Before I got into the car I asked if I could kiss her goodbye. When she acquiesced I took her face in my hands, the first time I ever touched her. Her skin sprang back at my touch, slightly greasy with suntan oil. Jane closed her eyes and tilted her head back, waiting. She smelled of cocoa butter and honest perspiration. There was nothing I wanted more than to kiss her, but I kept hearing the voice of her father. I smiled at my good fortune; and, thinking I had all the time in the world, I pressed my lips against Jane’s forehead.
45 JANE
Dear Joley-
If Daddy could see me now. I spent the morning with Rebecca at the Indianapolis Speedway, at an auto museum filled with Nascars and racing paraphernalia. Do you remember when we used to watch all five hundred laps with him, every year? I never understood what it was that made auto racing such a biggie for him-it’s not like he ever tried the sport himself. He told me once when I was older that it was the absolute speed of it all. I liked to watch for crashes, like you. I liked the way there’d be a huge explosion on the track and billows of ebony smoke, and the other cars would just keep a straight course and head right for the spin, into this sort of black box, and they’d come out okay.
I practically had to drag Rebecca onto a bus that drove right along the speedway. I closed my eyes, and I tried to imagine that speed that enchanted Daddy. It wasn’t easy, lumbering along at 45 mph, on a track that’s meant for 220 mph. When we got off the bus, we were each handed a card signed by the track president: “I hereby certify that the bearer of this ticket has completed one lap around the Indianapolis ‘500’ Mile Speedway.” I laughed. It isn’t much, you know?
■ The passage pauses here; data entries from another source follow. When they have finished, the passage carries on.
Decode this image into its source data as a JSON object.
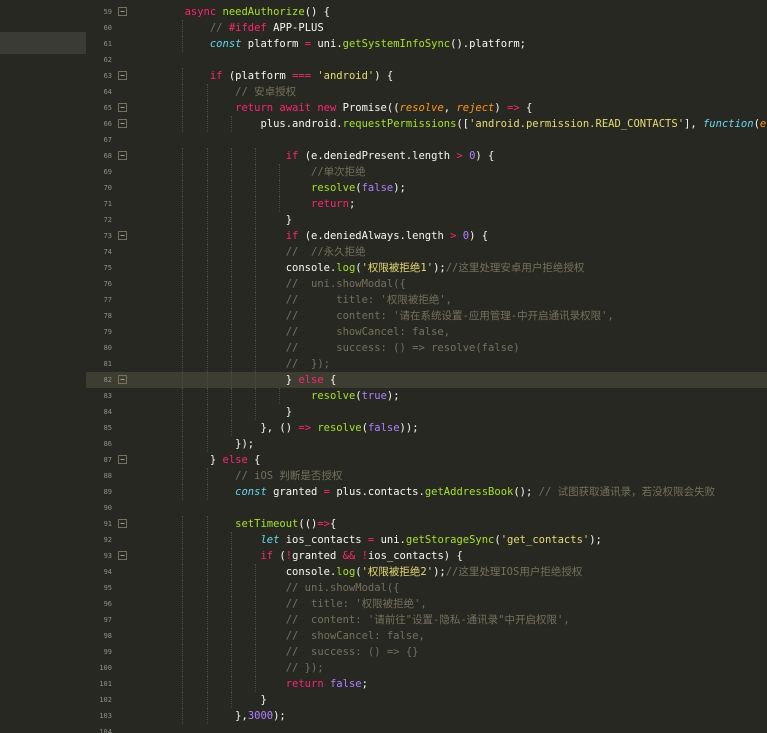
{
  "editor": {
    "lines": [
      {
        "n": "59",
        "fold": "−",
        "indent": 4,
        "tokens": [
          [
            "kw",
            "async "
          ],
          [
            "fn",
            "needAuthorize"
          ],
          [
            "pl",
            "() {"
          ]
        ]
      },
      {
        "n": "60",
        "fold": "",
        "indent": 6,
        "tokens": [
          [
            "cm",
            "// "
          ],
          [
            "kw",
            "#ifdef "
          ],
          [
            "pl",
            "APP-PLUS"
          ]
        ]
      },
      {
        "n": "61",
        "fold": "",
        "indent": 6,
        "tokens": [
          [
            "ty",
            "const "
          ],
          [
            "pl",
            "platform "
          ],
          [
            "kw",
            "= "
          ],
          [
            "pl",
            "uni."
          ],
          [
            "fn",
            "getSystemInfoSync"
          ],
          [
            "pl",
            "().platform;"
          ]
        ]
      },
      {
        "n": "62",
        "fold": "",
        "indent": 0,
        "tokens": []
      },
      {
        "n": "63",
        "fold": "−",
        "indent": 6,
        "tokens": [
          [
            "kw",
            "if "
          ],
          [
            "pl",
            "(platform "
          ],
          [
            "kw",
            "=== "
          ],
          [
            "st",
            "'android'"
          ],
          [
            "pl",
            ") {"
          ]
        ]
      },
      {
        "n": "64",
        "fold": "",
        "indent": 8,
        "tokens": [
          [
            "cm",
            "// 安卓授权"
          ]
        ]
      },
      {
        "n": "65",
        "fold": "−",
        "indent": 8,
        "tokens": [
          [
            "kw",
            "return await new "
          ],
          [
            "pl",
            "Promise(("
          ],
          [
            "pa",
            "resolve"
          ],
          [
            "pl",
            ", "
          ],
          [
            "pa",
            "reject"
          ],
          [
            "pl",
            ") "
          ],
          [
            "kw",
            "=> "
          ],
          [
            "pl",
            "{"
          ]
        ]
      },
      {
        "n": "66",
        "fold": "−",
        "indent": 10,
        "tokens": [
          [
            "pl",
            "plus.android."
          ],
          [
            "fn",
            "requestPermissions"
          ],
          [
            "pl",
            "(["
          ],
          [
            "st",
            "'android.permission.READ_CONTACTS'"
          ],
          [
            "pl",
            "], "
          ],
          [
            "ty",
            "function"
          ],
          [
            "pl",
            "("
          ],
          [
            "pa",
            "e"
          ],
          [
            "pl",
            ") {"
          ]
        ]
      },
      {
        "n": "67",
        "fold": "",
        "indent": 0,
        "tokens": []
      },
      {
        "n": "68",
        "fold": "−",
        "indent": 12,
        "tokens": [
          [
            "kw",
            "if "
          ],
          [
            "pl",
            "(e.deniedPresent.length "
          ],
          [
            "kw",
            "> "
          ],
          [
            "num",
            "0"
          ],
          [
            "pl",
            ") {"
          ]
        ]
      },
      {
        "n": "69",
        "fold": "",
        "indent": 14,
        "tokens": [
          [
            "cm",
            "//单次拒绝"
          ]
        ]
      },
      {
        "n": "70",
        "fold": "",
        "indent": 14,
        "tokens": [
          [
            "fn",
            "resolve"
          ],
          [
            "pl",
            "("
          ],
          [
            "num",
            "false"
          ],
          [
            "pl",
            ");"
          ]
        ]
      },
      {
        "n": "71",
        "fold": "",
        "indent": 14,
        "tokens": [
          [
            "kw",
            "return"
          ],
          [
            "pl",
            ";"
          ]
        ]
      },
      {
        "n": "72",
        "fold": "",
        "indent": 12,
        "tokens": [
          [
            "pl",
            "}"
          ]
        ]
      },
      {
        "n": "73",
        "fold": "−",
        "indent": 12,
        "tokens": [
          [
            "kw",
            "if "
          ],
          [
            "pl",
            "(e.deniedAlways.length "
          ],
          [
            "kw",
            "> "
          ],
          [
            "num",
            "0"
          ],
          [
            "pl",
            ") {"
          ]
        ]
      },
      {
        "n": "74",
        "fold": "",
        "indent": 12,
        "tokens": [
          [
            "cm",
            "//  //永久拒绝"
          ]
        ]
      },
      {
        "n": "75",
        "fold": "",
        "indent": 12,
        "tokens": [
          [
            "pl",
            "console."
          ],
          [
            "fn",
            "log"
          ],
          [
            "pl",
            "("
          ],
          [
            "st",
            "'权限被拒绝1'"
          ],
          [
            "pl",
            ");"
          ],
          [
            "cm",
            "//这里处理安卓用户拒绝授权"
          ]
        ]
      },
      {
        "n": "76",
        "fold": "",
        "indent": 12,
        "tokens": [
          [
            "cm",
            "//  uni.showModal({"
          ]
        ]
      },
      {
        "n": "77",
        "fold": "",
        "indent": 12,
        "tokens": [
          [
            "cm",
            "//      title: '权限被拒绝',"
          ]
        ]
      },
      {
        "n": "78",
        "fold": "",
        "indent": 12,
        "tokens": [
          [
            "cm",
            "//      content: '请在系统设置-应用管理-中开启通讯录权限',"
          ]
        ]
      },
      {
        "n": "79",
        "fold": "",
        "indent": 12,
        "tokens": [
          [
            "cm",
            "//      showCancel: false,"
          ]
        ]
      },
      {
        "n": "80",
        "fold": "",
        "indent": 12,
        "tokens": [
          [
            "cm",
            "//      success: () => resolve(false)"
          ]
        ]
      },
      {
        "n": "81",
        "fold": "",
        "indent": 12,
        "tokens": [
          [
            "cm",
            "//  });"
          ]
        ]
      },
      {
        "n": "82",
        "fold": "−",
        "indent": 12,
        "hl": true,
        "tokens": [
          [
            "pl",
            "} "
          ],
          [
            "kw",
            "else "
          ],
          [
            "pl",
            "{"
          ]
        ]
      },
      {
        "n": "83",
        "fold": "",
        "indent": 14,
        "tokens": [
          [
            "fn",
            "resolve"
          ],
          [
            "pl",
            "("
          ],
          [
            "num",
            "true"
          ],
          [
            "pl",
            ");"
          ]
        ]
      },
      {
        "n": "84",
        "fold": "",
        "indent": 12,
        "tokens": [
          [
            "pl",
            "}"
          ]
        ]
      },
      {
        "n": "85",
        "fold": "",
        "indent": 10,
        "tokens": [
          [
            "pl",
            "}, () "
          ],
          [
            "kw",
            "=> "
          ],
          [
            "fn",
            "resolve"
          ],
          [
            "pl",
            "("
          ],
          [
            "num",
            "false"
          ],
          [
            "pl",
            "));"
          ]
        ]
      },
      {
        "n": "86",
        "fold": "",
        "indent": 8,
        "tokens": [
          [
            "pl",
            "});"
          ]
        ]
      },
      {
        "n": "87",
        "fold": "−",
        "indent": 6,
        "tokens": [
          [
            "pl",
            "} "
          ],
          [
            "kw",
            "else "
          ],
          [
            "pl",
            "{"
          ]
        ]
      },
      {
        "n": "88",
        "fold": "",
        "indent": 8,
        "tokens": [
          [
            "cm",
            "// iOS 判断是否授权"
          ]
        ]
      },
      {
        "n": "89",
        "fold": "",
        "indent": 8,
        "tokens": [
          [
            "ty",
            "const "
          ],
          [
            "pl",
            "granted "
          ],
          [
            "kw",
            "= "
          ],
          [
            "pl",
            "plus.contacts."
          ],
          [
            "fn",
            "getAddressBook"
          ],
          [
            "pl",
            "(); "
          ],
          [
            "cm",
            "// 试图获取通讯录，若没权限会失败"
          ]
        ]
      },
      {
        "n": "90",
        "fold": "",
        "indent": 0,
        "tokens": []
      },
      {
        "n": "91",
        "fold": "−",
        "indent": 8,
        "tokens": [
          [
            "fn",
            "setTimeout"
          ],
          [
            "pl",
            "(()"
          ],
          [
            "kw",
            "=>"
          ],
          [
            "pl",
            "{"
          ]
        ]
      },
      {
        "n": "92",
        "fold": "",
        "indent": 10,
        "tokens": [
          [
            "ty",
            "let "
          ],
          [
            "pl",
            "ios_contacts "
          ],
          [
            "kw",
            "= "
          ],
          [
            "pl",
            "uni."
          ],
          [
            "fn",
            "getStorageSync"
          ],
          [
            "pl",
            "("
          ],
          [
            "st",
            "'get_contacts'"
          ],
          [
            "pl",
            ");"
          ]
        ]
      },
      {
        "n": "93",
        "fold": "−",
        "indent": 10,
        "tokens": [
          [
            "kw",
            "if "
          ],
          [
            "pl",
            "("
          ],
          [
            "kw",
            "!"
          ],
          [
            "pl",
            "granted "
          ],
          [
            "kw",
            "&& !"
          ],
          [
            "pl",
            "ios_contacts) {"
          ]
        ]
      },
      {
        "n": "94",
        "fold": "",
        "indent": 12,
        "tokens": [
          [
            "pl",
            "console."
          ],
          [
            "fn",
            "log"
          ],
          [
            "pl",
            "("
          ],
          [
            "st",
            "'权限被拒绝2'"
          ],
          [
            "pl",
            ");"
          ],
          [
            "cm",
            "//这里处理IOS用户拒绝授权"
          ]
        ]
      },
      {
        "n": "95",
        "fold": "",
        "indent": 12,
        "tokens": [
          [
            "cm",
            "// uni.showModal({"
          ]
        ]
      },
      {
        "n": "96",
        "fold": "",
        "indent": 12,
        "tokens": [
          [
            "cm",
            "//  title: '权限被拒绝',"
          ]
        ]
      },
      {
        "n": "97",
        "fold": "",
        "indent": 12,
        "tokens": [
          [
            "cm",
            "//  content: '请前往\"设置-隐私-通讯录\"中开启权限',"
          ]
        ]
      },
      {
        "n": "98",
        "fold": "",
        "indent": 12,
        "tokens": [
          [
            "cm",
            "//  showCancel: false,"
          ]
        ]
      },
      {
        "n": "99",
        "fold": "",
        "indent": 12,
        "tokens": [
          [
            "cm",
            "//  success: () => {}"
          ]
        ]
      },
      {
        "n": "100",
        "fold": "",
        "indent": 12,
        "tokens": [
          [
            "cm",
            "// });"
          ]
        ]
      },
      {
        "n": "101",
        "fold": "",
        "indent": 12,
        "tokens": [
          [
            "kw",
            "return "
          ],
          [
            "num",
            "false"
          ],
          [
            "pl",
            ";"
          ]
        ]
      },
      {
        "n": "102",
        "fold": "",
        "indent": 10,
        "tokens": [
          [
            "pl",
            "}"
          ]
        ]
      },
      {
        "n": "103",
        "fold": "",
        "indent": 8,
        "tokens": [
          [
            "pl",
            "},"
          ],
          [
            "num",
            "3000"
          ],
          [
            "pl",
            ");"
          ]
        ]
      },
      {
        "n": "104",
        "fold": "",
        "indent": 0,
        "tokens": []
      }
    ]
  }
}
But Daddy would have hung it over his desk, on the SAE fraternity bulletin board Mama was always trying to take down.
This is the best part, though: after we got that card, I thought about all the things I could do with it. I certainly wouldn’t hang it up on the refrigerator, or on any bulletin board, and I didn’t care enough to keep it in my wallet. I considered taking it to Daddy’s grave when I got to Massachusetts. And no sooner had I thought that very thought, than my fingers just released the card-just let go, like they belonged to someone else’s body-and the wind carried the card up to the clouds. It was a beautiful day, today, too-those big puffy clouds with ironed-flat bottoms, like you were looking at them from underneath a glass table where they had been arranged. The card crept higher and higher towards the sun, and when I realized I wasn’t going to see it again, I started to smile.
I don’t know why I felt it was important to tell you this; I suppose this letter is part-this and part-apology for the way I sounded when I called you the other day. Sometimes I act like it’s your fault Daddy never went after you, and I’m the martyr. Maybe it’s the way I try to make sense of it.
There are things that happened that I’ve never told you about, at least not in so many words, that I’m sure you’ve figured out by now. And there was a reason I never did tell you. When he started to come into my room at night, even though it was only once a month or so, I thought I was going crazy. Daddy was so incredibly nice to me when it was all happening. He told me over and over what a good girl I was, and I believed him. Still, when he turned the doorknob my fingers would curl around the edges of my mattress and my blood would run thick. It got to a point where the only way I could let him do the things he did was by pretending this wasn’t me at all. I would pretend to be in some other part of the room, like a corner or a closet. I’d watch. I could see everything that happened, which wasn’t nearly as bad.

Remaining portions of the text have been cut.